On June 21, 2011 (the “Effective Date”), ATC Glimcher, LLC (the “Company”), an affiliate of Glimcher Realty Trust (the “Registrant”), executed a Loan Agreement (the “Agreement”) with Goldman Sachs Commercial Mortgage Capital, L.P. (the “Lender”), under which the Company borrowed Forty-Two Million Seventy-Five Thousand Dollars ($42,075,000) from the Lender (the “Loan”). The Loan is evidenced by a promissory note secured by a Mortgage, Assignment of Rents and Leases, Collateral Assignment of Property Agreements, Security Agreement and Fixture Filing on the Registrant’s Ashland Town Center, a regional shopping center located in Ashland, Kentucky (the “Property”). The Registrant used a portion of the Loan proceeds to defease the existing mortgage loan (the “Previous Loan”) on the Property which had an outstanding principal balance of approximately Twenty-Two Million Fifty-Eight Thousand One Hundred and Seventy-Four Dollars ($22,058,174). In connection with the Previous Loan’s defeasance and extinguishment, the Registrant incurred approximately Seven Hundred and Twenty-Seven Thousand Dollars ($727,000) in defeasance fees and related costs which will be reflected as a charge in the Registrant's financial statements for the second fiscal quarter of 2011. The remaining Loan proceeds were used to repay a certain portion of the outstanding indebtedness under the Registrant’s corporate credit facility.

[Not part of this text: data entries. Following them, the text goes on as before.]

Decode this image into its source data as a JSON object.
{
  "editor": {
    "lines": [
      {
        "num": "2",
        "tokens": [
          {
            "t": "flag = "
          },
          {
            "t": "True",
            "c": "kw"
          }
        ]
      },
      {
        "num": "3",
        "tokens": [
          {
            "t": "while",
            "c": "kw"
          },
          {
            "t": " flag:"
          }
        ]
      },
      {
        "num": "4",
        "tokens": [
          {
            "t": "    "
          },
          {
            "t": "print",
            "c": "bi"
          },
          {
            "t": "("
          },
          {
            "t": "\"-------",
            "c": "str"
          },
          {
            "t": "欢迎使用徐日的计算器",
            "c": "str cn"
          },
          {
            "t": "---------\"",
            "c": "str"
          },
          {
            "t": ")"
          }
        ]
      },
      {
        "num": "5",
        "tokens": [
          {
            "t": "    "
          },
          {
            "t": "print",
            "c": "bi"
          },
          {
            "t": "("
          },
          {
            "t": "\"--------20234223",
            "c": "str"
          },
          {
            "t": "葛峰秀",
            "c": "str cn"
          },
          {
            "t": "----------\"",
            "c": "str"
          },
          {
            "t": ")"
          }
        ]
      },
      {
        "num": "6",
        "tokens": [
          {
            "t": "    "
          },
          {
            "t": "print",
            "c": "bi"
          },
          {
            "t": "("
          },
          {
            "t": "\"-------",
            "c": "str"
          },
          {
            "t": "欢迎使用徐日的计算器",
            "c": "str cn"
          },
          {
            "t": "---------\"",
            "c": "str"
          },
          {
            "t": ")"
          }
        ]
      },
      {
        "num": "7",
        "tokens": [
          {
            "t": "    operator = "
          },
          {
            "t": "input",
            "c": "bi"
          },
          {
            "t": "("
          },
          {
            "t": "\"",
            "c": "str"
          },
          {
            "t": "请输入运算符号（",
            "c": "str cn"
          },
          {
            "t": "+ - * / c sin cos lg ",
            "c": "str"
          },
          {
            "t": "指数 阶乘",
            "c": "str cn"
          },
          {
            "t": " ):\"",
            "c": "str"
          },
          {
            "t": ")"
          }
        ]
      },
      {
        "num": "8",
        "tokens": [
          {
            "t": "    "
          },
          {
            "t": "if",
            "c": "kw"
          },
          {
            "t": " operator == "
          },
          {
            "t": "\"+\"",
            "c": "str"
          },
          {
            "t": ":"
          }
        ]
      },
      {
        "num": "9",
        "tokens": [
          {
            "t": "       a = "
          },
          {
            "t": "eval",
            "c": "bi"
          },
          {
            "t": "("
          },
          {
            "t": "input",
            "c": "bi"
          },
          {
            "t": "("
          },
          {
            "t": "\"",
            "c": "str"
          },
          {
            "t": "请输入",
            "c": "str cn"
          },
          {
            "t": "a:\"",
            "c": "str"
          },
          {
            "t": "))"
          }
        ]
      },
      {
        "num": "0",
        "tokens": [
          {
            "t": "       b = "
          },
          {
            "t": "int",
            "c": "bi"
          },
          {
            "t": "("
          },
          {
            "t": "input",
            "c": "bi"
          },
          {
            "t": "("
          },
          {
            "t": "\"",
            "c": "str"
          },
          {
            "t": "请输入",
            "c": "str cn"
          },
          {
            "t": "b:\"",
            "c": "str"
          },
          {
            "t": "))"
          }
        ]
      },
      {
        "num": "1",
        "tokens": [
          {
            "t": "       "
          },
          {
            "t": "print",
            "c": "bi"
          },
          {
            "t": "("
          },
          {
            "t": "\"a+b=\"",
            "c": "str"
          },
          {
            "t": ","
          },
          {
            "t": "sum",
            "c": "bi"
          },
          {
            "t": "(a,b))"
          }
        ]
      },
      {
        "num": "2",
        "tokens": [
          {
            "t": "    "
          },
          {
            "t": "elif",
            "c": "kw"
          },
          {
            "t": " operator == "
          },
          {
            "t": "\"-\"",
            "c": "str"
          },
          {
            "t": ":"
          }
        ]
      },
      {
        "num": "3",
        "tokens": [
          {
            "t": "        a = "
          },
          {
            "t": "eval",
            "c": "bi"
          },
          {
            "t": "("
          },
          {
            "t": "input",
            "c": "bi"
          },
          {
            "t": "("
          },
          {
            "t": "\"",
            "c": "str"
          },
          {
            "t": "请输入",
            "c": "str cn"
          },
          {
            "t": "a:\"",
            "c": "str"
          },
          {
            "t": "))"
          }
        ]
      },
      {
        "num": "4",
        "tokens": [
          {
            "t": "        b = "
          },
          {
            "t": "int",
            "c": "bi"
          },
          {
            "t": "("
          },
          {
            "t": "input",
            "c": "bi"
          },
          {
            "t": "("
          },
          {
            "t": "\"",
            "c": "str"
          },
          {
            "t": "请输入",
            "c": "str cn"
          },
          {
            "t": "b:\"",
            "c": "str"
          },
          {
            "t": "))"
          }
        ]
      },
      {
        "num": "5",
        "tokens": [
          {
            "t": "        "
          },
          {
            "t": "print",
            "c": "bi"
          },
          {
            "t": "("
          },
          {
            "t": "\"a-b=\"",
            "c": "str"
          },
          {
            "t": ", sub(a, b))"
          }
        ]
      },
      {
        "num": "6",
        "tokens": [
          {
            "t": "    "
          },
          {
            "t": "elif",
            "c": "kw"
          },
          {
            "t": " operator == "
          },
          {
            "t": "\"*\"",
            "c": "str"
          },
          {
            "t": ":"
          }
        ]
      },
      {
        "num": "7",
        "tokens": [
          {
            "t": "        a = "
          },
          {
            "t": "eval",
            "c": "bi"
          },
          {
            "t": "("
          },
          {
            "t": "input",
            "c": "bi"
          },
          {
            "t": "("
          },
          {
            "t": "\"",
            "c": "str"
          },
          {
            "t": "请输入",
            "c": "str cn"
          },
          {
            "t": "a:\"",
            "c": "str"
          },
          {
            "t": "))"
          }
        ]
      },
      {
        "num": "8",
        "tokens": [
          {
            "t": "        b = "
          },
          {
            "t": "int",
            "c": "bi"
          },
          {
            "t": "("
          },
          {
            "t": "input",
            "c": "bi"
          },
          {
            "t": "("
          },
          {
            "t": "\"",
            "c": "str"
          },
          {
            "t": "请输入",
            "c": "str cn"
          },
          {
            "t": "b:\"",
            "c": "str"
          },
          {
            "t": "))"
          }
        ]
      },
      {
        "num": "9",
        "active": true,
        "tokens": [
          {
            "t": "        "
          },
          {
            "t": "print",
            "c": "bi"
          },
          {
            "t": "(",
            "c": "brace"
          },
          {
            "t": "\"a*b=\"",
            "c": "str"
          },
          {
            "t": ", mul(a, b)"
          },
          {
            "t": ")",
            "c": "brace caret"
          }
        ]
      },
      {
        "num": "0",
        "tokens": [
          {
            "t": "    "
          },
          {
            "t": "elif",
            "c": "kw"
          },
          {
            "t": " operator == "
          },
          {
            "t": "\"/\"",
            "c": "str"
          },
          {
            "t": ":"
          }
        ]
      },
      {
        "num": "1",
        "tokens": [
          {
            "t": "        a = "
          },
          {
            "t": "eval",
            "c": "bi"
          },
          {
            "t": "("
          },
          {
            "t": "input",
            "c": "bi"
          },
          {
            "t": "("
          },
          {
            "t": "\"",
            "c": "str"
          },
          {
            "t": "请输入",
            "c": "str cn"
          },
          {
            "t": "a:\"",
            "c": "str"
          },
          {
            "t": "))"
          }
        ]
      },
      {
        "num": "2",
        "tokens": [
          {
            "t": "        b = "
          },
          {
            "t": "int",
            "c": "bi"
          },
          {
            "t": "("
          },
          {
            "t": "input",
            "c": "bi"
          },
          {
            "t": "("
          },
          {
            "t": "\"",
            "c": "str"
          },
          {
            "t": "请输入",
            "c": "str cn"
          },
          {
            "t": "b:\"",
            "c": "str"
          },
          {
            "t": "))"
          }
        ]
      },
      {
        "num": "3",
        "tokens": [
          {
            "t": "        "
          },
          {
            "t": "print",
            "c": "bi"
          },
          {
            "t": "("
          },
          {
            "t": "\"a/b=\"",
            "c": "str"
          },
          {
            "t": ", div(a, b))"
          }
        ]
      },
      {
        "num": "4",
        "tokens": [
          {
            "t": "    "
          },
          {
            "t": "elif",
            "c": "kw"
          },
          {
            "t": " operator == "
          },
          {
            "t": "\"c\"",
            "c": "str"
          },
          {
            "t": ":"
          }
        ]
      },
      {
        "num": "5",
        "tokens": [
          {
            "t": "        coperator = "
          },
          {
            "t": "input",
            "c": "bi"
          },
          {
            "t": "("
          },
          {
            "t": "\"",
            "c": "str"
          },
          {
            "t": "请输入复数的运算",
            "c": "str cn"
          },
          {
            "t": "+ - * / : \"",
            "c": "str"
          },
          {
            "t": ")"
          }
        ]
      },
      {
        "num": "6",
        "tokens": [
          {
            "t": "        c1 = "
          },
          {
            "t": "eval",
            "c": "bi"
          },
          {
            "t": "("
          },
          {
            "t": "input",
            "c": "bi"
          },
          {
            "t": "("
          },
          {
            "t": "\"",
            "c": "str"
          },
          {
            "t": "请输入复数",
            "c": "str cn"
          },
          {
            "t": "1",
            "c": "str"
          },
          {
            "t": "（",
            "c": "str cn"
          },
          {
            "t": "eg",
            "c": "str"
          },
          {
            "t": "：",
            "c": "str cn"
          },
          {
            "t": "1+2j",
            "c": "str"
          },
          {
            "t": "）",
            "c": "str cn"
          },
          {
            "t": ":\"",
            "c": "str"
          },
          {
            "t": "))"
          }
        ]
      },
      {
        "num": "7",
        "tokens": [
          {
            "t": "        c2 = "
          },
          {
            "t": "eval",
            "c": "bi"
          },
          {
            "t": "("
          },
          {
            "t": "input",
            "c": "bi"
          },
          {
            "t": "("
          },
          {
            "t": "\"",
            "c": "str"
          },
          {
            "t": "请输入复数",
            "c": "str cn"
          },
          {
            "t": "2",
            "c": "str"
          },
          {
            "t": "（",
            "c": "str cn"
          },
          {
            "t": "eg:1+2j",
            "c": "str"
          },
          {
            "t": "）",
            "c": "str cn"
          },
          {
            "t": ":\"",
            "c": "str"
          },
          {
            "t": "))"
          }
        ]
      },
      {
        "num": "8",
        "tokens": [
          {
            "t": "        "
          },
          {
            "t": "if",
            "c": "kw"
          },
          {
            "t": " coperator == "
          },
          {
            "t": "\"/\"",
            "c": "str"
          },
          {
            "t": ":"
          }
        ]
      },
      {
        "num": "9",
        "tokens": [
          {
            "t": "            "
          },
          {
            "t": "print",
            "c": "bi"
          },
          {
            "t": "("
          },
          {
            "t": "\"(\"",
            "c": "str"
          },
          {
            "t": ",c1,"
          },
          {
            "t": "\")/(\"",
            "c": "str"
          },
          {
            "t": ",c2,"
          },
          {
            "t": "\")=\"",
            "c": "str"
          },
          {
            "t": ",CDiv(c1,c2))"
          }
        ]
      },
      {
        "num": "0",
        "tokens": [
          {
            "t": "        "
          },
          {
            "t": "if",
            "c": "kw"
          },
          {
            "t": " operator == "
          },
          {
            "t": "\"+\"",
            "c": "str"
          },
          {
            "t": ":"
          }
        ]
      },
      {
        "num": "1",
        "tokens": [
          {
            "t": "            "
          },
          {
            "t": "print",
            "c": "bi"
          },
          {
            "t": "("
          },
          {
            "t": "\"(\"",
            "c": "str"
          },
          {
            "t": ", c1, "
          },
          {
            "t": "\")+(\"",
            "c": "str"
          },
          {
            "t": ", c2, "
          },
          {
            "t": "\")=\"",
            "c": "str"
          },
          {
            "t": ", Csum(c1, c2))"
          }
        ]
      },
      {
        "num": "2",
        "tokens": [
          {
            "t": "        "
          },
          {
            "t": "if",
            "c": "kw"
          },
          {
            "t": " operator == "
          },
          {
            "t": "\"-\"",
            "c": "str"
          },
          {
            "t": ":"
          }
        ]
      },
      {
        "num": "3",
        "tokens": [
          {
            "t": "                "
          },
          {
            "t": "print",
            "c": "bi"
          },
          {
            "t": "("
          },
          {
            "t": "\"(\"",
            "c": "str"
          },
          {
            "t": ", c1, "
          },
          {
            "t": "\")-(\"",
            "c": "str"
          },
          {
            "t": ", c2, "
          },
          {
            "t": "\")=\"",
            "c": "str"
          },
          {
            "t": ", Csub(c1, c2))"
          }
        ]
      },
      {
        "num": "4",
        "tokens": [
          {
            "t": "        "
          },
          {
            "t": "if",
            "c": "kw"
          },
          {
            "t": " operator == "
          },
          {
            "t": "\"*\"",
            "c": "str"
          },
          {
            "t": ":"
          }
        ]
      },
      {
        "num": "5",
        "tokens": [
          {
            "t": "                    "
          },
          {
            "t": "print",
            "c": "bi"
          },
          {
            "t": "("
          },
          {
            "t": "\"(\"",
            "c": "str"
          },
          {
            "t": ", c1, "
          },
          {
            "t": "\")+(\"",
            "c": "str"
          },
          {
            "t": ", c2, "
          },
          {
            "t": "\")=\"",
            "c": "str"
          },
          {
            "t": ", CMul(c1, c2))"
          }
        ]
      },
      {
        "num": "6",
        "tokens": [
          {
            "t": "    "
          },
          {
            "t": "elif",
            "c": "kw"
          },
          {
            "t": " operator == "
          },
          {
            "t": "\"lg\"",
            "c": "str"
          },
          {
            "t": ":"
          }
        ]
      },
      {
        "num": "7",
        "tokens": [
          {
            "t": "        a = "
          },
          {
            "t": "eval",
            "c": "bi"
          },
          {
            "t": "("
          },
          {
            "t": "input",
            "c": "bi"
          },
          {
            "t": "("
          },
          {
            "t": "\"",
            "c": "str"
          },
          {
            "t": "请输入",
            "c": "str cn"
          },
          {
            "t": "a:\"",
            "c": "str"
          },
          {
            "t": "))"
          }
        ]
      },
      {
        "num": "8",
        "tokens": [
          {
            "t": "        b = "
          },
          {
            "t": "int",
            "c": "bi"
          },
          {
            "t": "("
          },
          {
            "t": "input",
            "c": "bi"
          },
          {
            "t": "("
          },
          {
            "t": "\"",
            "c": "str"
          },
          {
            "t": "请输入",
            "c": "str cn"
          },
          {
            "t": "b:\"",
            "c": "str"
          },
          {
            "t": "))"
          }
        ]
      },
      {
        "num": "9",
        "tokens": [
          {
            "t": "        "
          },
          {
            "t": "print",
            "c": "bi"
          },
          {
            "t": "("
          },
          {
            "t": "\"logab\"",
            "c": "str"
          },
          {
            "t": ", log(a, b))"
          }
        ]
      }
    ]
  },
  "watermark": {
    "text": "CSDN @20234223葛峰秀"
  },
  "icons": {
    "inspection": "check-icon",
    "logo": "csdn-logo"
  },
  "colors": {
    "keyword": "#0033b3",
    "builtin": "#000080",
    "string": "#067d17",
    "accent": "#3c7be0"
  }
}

Under the Agreement and promissory note, the Loan has a fixed interest rate of 4.90% per annum and a maturity date of July 6, 2021. Under the Agreement and promissory note, the Company shall make monthly payments of principal and interest. The Agreement does not permit the Company to make any prepayments on the Loan’s outstanding principal amount until four months prior to the maturity date or following certain events impacting the Property, including condemnation by a governmental authority. The Agreement also requires the Company to maintain various reserves and accounts funded by proceeds from the Property’s operation and, under certain circumstances, by cash or collateral provided by the Company following the occurrence of a vacancy or store closing by a certain anchor tenant. All outstanding principal and accrued interest shall be due and payable at the maturity date. Lender has the right under the Agreement to securitize the Loan and the Agreement and promissory note contain default and defeasance provisions customary for loans sold in the commercial mortgage-backed securities (“CMBS”) market. Lender may accelerate repayment of all outstanding amounts owed by the Company under the Loan if a default remains uncured. The Agreement contains such other terms, conditions, and representations that are customary and typical for loans sold in the CMBS market.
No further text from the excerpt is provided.